La faute à qui que ces nombreux dégoûts du sport ? Comme pour toute autre matière scolaire, j’en conclus selon mon expérience qu’elle est souvent due aux méthodes enseignantes – aucune pédagogie, aucune douceur dans les approches proposées. Alors, justement, les profs d’EPS, parlons-en : à quoi servent-ils, à part à se promener tranquillou en jogging toute la journée sans jamais vraiment bouger leur cul? En bientôt six années de pérégrinations collégiennes et lycéennes, j’ai eu l’occasion d’analyser finement ce spécimen singulier dans son élément naturel qui, selon la saison, peut être le gymnase ou le terrain de sport. Et en bonne enquêtrice qui se respecte, votre fidèle reporter a également pu répertorier les espèces observées en trois catégories majeures :
Catégorie n°1 : j’ai nommé le psychorigide sadique. Celui-là, je vous en ai déjà exposé quelques traits de caractère lorsque j’ai abordé les raisons de ma virulence envers l’EPS. Je crois qu’on l’a tous déjà eu au moins une fois au cours de notre scolarité, ce prof aux méthodes douteuses, quasi dignes d’un camp de redressement. Le psychorigide ne parle pas aux élèves, il leur aboie dessus ; il ne sourit pas, il grince des dents ; il ne dit pas bonjour, il grogne. Cette espèce, je la connais particulièrement bien. Je m’en rappelle d’une, que j’avais eu en Sixième, qui s’était engueulée avec ma mère au mois de septembre lors d’une réunion en présence d’une trentaine de parents, et me l’avait fait payer tout au long de l’année en m’infligeant des heures de colle mensuelles durant lesquelles j’étais censée pondre des essais sur les vertus du sport collectif. Décidément, j’aurais vécu de sacrées expériences en EPS, pourrai-je raconter dans quelques années à mes arrières petits-enfants, en caressant ma longue barbe blanche de vieux sage dont l’expérience ne serait plus à prouver.
Catégorie n°2 : j’ai nommé le macho.
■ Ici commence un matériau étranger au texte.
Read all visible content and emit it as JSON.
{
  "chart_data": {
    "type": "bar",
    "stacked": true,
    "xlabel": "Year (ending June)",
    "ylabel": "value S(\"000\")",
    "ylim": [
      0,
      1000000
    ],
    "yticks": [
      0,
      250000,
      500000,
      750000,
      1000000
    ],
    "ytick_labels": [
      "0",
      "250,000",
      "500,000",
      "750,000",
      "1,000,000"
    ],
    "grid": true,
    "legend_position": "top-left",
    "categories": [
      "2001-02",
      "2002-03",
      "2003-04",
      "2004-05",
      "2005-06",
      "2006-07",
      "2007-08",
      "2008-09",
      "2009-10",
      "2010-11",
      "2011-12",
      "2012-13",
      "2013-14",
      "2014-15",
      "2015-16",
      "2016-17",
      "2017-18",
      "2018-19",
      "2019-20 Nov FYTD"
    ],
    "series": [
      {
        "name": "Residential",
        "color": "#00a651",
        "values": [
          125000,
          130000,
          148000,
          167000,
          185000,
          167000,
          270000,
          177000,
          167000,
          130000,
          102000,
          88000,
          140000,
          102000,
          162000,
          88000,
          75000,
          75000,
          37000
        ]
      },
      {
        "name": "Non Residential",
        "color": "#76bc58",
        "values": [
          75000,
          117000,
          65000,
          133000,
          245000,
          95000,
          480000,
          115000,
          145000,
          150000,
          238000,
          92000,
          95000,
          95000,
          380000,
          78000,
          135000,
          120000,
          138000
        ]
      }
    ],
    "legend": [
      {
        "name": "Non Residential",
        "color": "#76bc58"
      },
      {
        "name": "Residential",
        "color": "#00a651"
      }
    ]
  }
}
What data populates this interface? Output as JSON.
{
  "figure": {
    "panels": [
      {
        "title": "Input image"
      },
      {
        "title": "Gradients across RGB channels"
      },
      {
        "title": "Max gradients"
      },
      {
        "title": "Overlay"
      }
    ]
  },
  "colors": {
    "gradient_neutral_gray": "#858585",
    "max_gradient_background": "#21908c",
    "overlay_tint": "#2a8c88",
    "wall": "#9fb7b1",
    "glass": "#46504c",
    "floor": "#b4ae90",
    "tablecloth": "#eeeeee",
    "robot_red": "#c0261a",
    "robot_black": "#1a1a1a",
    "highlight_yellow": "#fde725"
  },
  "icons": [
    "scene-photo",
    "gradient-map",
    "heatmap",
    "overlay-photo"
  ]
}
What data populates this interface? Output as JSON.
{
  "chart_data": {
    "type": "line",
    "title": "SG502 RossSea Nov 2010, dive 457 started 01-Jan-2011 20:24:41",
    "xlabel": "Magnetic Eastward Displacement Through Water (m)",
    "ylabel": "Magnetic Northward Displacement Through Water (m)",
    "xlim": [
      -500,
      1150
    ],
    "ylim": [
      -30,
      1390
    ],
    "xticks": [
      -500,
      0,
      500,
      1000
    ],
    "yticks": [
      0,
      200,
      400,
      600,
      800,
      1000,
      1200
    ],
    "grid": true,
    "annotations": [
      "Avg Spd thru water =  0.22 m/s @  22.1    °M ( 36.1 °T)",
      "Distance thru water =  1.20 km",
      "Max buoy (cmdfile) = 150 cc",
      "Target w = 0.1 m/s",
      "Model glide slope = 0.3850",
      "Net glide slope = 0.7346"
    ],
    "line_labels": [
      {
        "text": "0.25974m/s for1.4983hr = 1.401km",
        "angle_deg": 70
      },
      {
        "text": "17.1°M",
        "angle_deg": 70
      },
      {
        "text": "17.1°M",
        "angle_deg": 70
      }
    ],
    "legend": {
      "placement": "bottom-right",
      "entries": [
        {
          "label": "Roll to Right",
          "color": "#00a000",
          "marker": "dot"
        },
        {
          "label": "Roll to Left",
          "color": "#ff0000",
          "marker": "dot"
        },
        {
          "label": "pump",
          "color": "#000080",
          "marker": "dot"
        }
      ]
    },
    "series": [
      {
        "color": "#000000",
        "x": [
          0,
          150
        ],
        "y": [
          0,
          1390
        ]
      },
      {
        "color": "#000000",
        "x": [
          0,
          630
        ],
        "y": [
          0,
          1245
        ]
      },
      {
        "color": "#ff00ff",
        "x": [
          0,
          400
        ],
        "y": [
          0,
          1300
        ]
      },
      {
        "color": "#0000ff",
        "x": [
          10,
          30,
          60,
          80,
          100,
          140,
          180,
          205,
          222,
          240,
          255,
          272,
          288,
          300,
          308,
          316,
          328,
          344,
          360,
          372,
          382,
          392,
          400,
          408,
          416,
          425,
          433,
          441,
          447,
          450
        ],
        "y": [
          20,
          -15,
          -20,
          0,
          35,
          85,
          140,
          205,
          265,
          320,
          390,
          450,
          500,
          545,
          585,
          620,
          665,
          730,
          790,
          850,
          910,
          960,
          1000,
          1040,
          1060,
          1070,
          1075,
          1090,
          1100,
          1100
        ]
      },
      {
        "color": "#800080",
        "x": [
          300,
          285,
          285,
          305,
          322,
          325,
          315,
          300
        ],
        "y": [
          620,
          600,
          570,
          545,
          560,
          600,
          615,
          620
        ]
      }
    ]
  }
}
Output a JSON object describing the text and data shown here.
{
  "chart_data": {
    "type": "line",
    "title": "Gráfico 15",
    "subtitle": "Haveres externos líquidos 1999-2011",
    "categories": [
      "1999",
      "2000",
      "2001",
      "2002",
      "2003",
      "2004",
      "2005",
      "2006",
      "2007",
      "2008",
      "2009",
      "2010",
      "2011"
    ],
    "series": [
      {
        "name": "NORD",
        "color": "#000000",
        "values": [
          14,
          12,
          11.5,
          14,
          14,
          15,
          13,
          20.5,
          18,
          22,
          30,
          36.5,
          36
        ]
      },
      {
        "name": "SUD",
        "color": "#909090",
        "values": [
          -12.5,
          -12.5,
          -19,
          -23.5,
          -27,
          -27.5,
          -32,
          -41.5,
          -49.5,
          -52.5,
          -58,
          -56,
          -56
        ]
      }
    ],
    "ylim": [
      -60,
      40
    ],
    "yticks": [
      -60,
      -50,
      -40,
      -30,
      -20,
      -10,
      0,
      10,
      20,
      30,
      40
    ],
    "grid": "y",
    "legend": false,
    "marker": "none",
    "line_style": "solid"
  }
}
L’archétype même du mec aux yeux de qui toute personne dépourvue du membre viril suprême n’est pas digne d’intérêt et qui, par conséquent, n’a pas de raison valable d’exister. Particulièrement insupportable, le macho aime à se la péter dès qu’il en a l’occasion. Il adore arriver chaque matin au lycée sur sa moto peinte en noir brillant, où il en profite au passage pour se la jouer djeun’s en discutant mécanique avec les mâles de Terminale S. Ce spécimen-ci aime tout particulièrement avoir affaire aux classes d’élite, constituées au choix soit par des élèves de sport-étude, soit par des élèves de S (le must étant évidemment d’avoir les deux réunis). Le reste de la population lycéenne, "la plèbe", ainsi qu’il l’appelle avec morgue, n’est donc voué qu’à l’échec le plus cuisant. Avec le macho, vous avez connu les heures de sport les plus ardues de votre courte vie : rugby, saut de haie et course d’orientation dans la forêt ont été l’objet de vos cauchemars dix mois durant. Plein de bonne volonté, vous vous êtes efforcé de donner le meilleur de vous-même, et pourtant c’est dans ses cours que vous avez récolté vos notes les plus miteuses. Comprenez : si vous êtes une fille, et que vous faites partie de la plèbe, ben... Y a plus rien à faire pour vous.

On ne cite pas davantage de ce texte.